ChatGPT and his brothers are both surprisingly smart and disappointingly stupid. Of course they can generate beautiful poems, solve scientific puzzles and debug spaghetti code. But we know that they often make up, forget and act like crazy.
Inflection AI, a company founded by researchers who previously worked on large artificial intelligence projects at Google, OpenAI and Nvidia, built a bot called Pi that appears to make fewer blunders and is more adept at social conversations.
Inflection designed Pi to address some of the problems facing today’s chatbots. Programs like ChatGPT use artificial neural networks that try to predict which words should follow a piece of text, such as an answer to a user’s question. With enough training on billions of lines of text written by humans, supported by powerful computers, these models are able to come up with coherent and relevant answers that feel like real conversation. But they also make things up and go off the rails.
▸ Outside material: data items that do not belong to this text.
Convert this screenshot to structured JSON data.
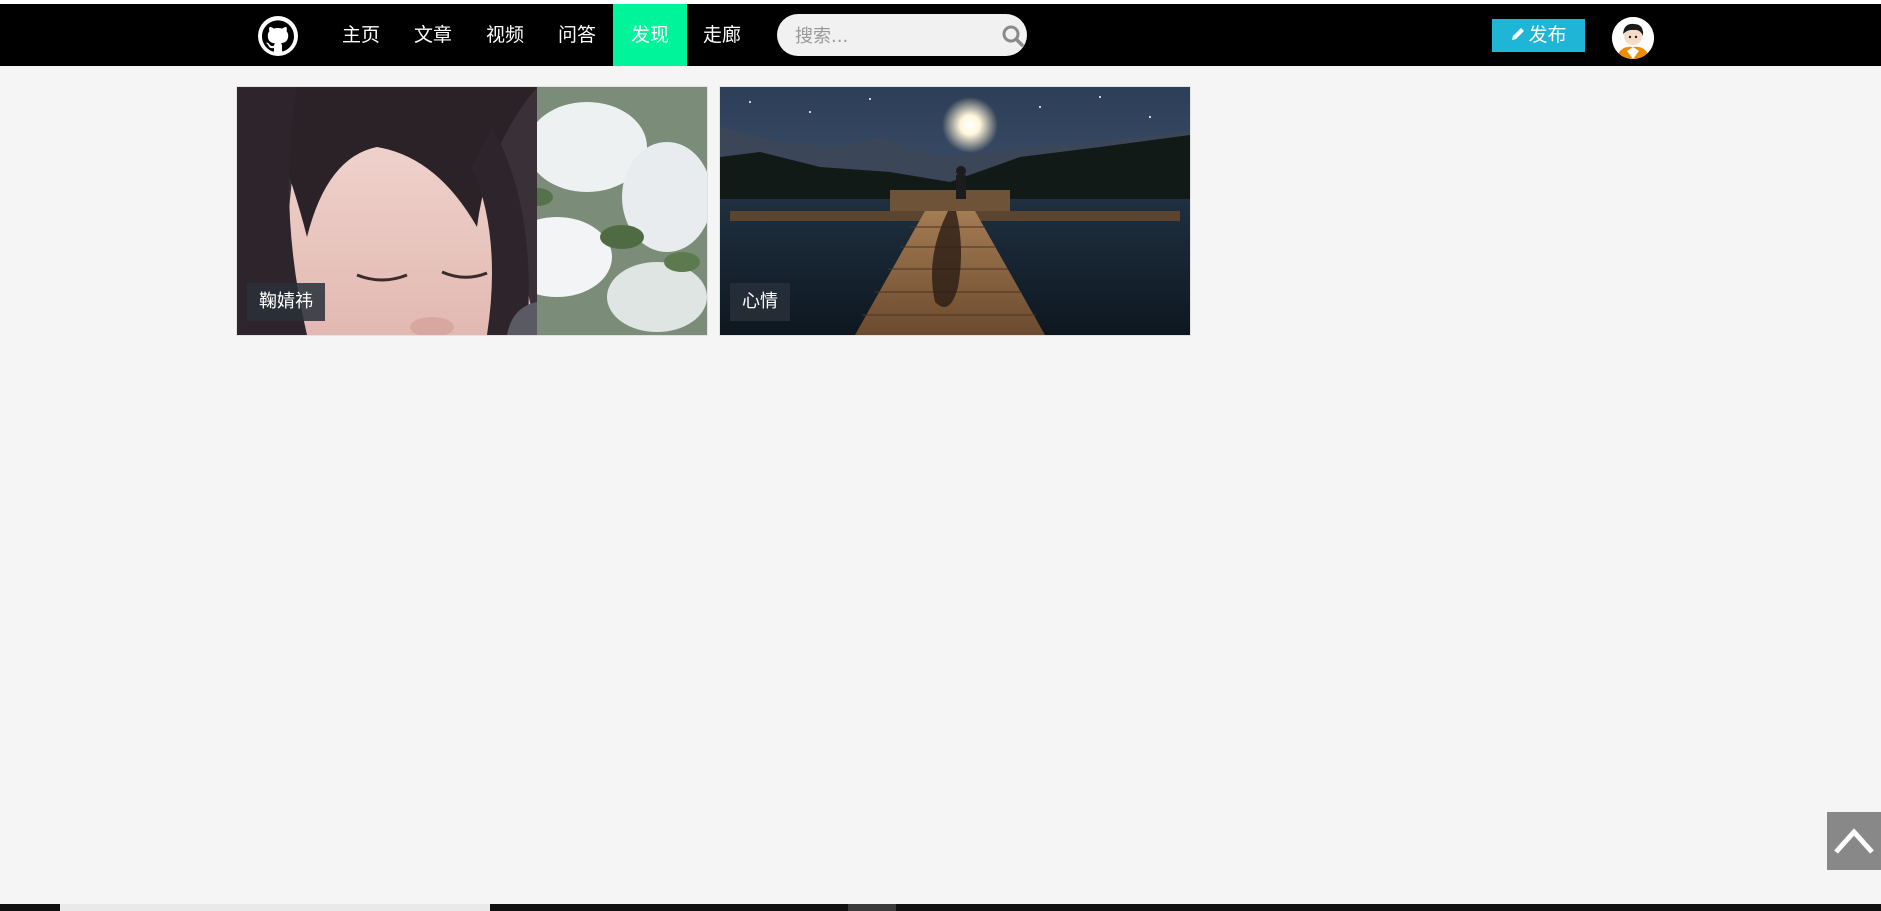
{
  "nav": {
    "logo_icon": "github-icon",
    "items": [
      {
        "label": "主页",
        "active": false
      },
      {
        "label": "文章",
        "active": false
      },
      {
        "label": "视频",
        "active": false
      },
      {
        "label": "问答",
        "active": false
      },
      {
        "label": "发现",
        "active": true
      },
      {
        "label": "走廊",
        "active": false
      }
    ],
    "active_color": "#00f59b",
    "search": {
      "placeholder": "搜索...",
      "value": "",
      "icon": "search-icon"
    },
    "publish": {
      "label": "发布",
      "icon": "pen-icon",
      "color": "#1fb5d6"
    },
    "avatar_icon": "user-avatar"
  },
  "cards": [
    {
      "tag": "鞠婧祎"
    },
    {
      "tag": "心情"
    }
  ],
  "back_to_top": {
    "icon": "chevron-up-icon"
  }
}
Mustafa Suleyman, Inflection’s CEO, says the company carefully curated Pi’s training data to minimize the chance of toxic language creeping into its responses. “We’re pretty selective about what goes into the model,” he says. “We’re taking a lot of information that’s available on the open web, but not absolutely everything.”
Suleyman, co-founder of the AI company Deepmind, which is now part of Google, also says limiting the length of Pi’s answers reduces, but doesn’t eliminate, the possibility of factual errors.
Based on my own time chatting with Pi, the result is compelling, albeit more limited and less useful than ChatGPT and Bard. Those chatbots got better at answering questions through additional training in which people rated the quality of their answers. That feedback is used to steer the bots towards more satisfying responses.
Suleyman says Pi was trained in a similar way, but with an emphasis on being friendly and supportive, but without a human-like personality, which could leave users confused about the program’s capabilities. Chatbots that take on a human persona have already proven problematic. Last year, a Google engineer controversially claimed that the company’s LaMDA AI model, one of the first programs to demonstrate just how smart and attractive large AI language models could be, could be sentient.
Pi is also able to keep track of all of its conversations with a user, giving it a kind of long-term memory that ChatGPT lacks and is intended to add consistency to its chats.
“Good conversation is about responding to what someone says, asking clarifying questions, being curious, being patient,” says Suleyman. “It’s there to help you think, rather than give you strong directional advice, to help you unpack your thoughts.”
Pi takes on a chatty, caring personality, even though he doesn’t pretend to be human. It often asked how I was doing and often offered words of encouragement. Pi’s short responses would also make it work well as a voice assistant, where long-winded answers and errors are especially jarring. You can try talking to it yourself on Inflection’s website.
The incredible hype around ChatGPT and similar tools means that many entrepreneurs are hoping to strike it rich in the field.
Suleyman worked as a manager within the Google team on the LaMDA chatbot. Google was hesitant to release the technology, to the frustration of some who worked on it who believed it had great commercial potential.